Remote nano-magneto-mechanical actuation of magnetic nanoparticles (MNPs) by non-heating extremely low frequency magnetic field (ELF MF) is explored as a tool for non-invasive modification of bionanomaterials in pharmaceutical and medical applications. Here we study the effects of ELF MF (30-160 Hz, 8-120 kA/m) on the activity and release of a model enzyme, superoxide dismutase 1 (SOD1) immobilized by polyion coupling on dispersed MNPs aggregates coated with poly(L-lysine)-block-poly(ethylene glycol) block copolymer (s-MNPs). Such fields do not cause any considerable heating of MNPs but promote their rotating-oscillating mechanical motion that produces mechanical forces and deformations in adjacent materials.
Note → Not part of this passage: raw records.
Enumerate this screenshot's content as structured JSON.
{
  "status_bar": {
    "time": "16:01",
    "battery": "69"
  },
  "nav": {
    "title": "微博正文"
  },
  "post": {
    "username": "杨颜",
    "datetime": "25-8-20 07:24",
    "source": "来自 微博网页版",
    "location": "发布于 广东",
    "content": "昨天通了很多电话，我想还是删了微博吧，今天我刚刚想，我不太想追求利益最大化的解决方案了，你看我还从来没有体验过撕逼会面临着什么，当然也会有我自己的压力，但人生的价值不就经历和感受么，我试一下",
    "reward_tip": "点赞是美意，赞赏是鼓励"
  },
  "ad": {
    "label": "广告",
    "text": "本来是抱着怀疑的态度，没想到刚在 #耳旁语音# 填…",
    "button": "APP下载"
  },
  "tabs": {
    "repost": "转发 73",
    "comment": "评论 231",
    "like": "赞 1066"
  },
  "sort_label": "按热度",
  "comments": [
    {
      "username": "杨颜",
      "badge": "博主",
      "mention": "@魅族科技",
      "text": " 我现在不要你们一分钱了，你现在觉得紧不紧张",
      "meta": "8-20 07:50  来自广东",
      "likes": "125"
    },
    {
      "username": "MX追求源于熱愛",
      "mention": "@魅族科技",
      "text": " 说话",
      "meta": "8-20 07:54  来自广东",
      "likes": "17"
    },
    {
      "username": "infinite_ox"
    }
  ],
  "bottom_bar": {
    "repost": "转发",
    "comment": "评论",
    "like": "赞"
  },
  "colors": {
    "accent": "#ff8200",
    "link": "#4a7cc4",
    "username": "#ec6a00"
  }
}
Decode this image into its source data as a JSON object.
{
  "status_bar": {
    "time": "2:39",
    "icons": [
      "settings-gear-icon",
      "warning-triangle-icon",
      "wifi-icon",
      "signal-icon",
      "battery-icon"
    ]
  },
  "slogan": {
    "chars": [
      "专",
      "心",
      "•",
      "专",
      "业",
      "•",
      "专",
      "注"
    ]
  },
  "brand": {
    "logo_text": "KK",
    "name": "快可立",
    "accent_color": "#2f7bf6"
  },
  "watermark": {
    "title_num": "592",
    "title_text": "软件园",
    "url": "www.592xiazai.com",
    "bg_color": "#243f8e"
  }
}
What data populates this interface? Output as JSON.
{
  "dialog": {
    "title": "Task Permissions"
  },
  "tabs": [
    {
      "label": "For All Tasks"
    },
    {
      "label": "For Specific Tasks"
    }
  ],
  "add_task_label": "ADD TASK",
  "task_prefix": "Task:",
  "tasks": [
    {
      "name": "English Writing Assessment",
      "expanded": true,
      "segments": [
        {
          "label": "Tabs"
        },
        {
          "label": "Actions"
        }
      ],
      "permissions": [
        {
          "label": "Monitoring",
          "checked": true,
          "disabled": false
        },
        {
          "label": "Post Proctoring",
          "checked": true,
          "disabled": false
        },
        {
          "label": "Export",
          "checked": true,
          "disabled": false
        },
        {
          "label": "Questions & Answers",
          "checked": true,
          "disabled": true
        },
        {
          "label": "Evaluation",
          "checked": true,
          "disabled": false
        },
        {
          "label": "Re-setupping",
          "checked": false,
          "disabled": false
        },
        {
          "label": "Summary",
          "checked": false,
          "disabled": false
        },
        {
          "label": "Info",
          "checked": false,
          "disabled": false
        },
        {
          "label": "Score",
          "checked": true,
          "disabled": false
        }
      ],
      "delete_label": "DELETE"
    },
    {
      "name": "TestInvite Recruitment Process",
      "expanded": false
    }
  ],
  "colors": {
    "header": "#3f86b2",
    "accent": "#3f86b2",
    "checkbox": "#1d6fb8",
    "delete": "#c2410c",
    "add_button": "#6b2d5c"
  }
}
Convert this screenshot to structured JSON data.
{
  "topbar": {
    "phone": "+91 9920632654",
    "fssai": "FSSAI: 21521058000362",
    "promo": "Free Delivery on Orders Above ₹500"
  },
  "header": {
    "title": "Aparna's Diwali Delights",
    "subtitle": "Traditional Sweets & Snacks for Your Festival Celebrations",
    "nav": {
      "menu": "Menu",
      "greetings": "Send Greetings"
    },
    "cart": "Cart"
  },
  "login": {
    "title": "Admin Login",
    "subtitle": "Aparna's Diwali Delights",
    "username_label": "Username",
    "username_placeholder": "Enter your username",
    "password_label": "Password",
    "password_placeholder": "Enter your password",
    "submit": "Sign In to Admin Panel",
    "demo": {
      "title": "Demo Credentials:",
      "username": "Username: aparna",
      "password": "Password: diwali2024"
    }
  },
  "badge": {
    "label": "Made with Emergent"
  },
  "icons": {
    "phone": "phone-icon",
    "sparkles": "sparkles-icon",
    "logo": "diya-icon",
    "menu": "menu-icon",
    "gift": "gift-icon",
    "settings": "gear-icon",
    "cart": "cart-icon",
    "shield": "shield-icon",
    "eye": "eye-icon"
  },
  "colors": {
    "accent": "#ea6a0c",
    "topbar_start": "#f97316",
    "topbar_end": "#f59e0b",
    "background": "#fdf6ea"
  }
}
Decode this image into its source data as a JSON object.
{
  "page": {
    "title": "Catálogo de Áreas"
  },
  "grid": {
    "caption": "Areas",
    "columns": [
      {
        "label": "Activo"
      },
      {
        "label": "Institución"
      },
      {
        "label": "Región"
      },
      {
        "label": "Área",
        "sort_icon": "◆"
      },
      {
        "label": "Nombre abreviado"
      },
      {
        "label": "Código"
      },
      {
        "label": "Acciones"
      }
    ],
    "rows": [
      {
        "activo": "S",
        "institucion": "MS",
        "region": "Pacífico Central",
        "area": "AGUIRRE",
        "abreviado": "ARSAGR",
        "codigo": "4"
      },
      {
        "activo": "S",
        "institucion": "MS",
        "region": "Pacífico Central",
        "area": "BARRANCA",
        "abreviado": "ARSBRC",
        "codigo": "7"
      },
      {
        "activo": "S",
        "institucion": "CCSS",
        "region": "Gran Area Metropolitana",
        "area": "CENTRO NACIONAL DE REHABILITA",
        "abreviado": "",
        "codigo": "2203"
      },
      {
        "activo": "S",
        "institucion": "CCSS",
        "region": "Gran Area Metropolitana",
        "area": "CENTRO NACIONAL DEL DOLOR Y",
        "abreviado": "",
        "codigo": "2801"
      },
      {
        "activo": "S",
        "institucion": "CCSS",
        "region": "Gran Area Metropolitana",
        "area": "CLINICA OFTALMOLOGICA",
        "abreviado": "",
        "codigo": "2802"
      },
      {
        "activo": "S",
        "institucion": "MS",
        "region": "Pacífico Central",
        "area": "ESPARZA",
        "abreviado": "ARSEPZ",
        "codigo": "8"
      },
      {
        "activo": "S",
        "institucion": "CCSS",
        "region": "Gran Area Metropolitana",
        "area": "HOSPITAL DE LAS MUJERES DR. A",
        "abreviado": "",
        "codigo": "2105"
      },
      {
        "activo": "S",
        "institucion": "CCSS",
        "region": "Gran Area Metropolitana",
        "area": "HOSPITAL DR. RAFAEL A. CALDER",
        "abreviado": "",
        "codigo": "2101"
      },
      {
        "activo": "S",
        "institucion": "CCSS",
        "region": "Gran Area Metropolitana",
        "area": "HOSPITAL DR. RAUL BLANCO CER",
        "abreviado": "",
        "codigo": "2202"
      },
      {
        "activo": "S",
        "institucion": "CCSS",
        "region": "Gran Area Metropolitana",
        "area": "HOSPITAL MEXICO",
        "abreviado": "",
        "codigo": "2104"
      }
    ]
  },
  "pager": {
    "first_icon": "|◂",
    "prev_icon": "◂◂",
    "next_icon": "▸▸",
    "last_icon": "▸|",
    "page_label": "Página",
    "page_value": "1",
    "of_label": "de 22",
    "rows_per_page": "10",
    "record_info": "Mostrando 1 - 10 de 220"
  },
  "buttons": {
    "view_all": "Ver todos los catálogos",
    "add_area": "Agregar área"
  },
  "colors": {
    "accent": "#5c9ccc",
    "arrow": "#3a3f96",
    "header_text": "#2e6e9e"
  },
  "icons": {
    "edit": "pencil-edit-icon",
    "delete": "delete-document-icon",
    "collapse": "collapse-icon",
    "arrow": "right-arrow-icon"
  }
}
We observed the changes in the catalytic activity of immobilized SOD1 as well as its release from the s-MNPs/SOD1 polyion complex upon application of the ELF MF for 5 to 15 min. At longer exposures (25 min) the s-MNPs/SOD1 dispersion destabilizes. The bell-shaped effect of the field frequency with maximum at f = 50 Hz and saturation effect of field strength (between 30 kA/m and 120 kA/m at f = 50 Hz) are reported and explained. The findings are significant as one early indication of the nano-magneto-mechanical disruption by ELF MF of cooperative polyion complexes that are widely used for design of current functional healthcare bionanomaterials.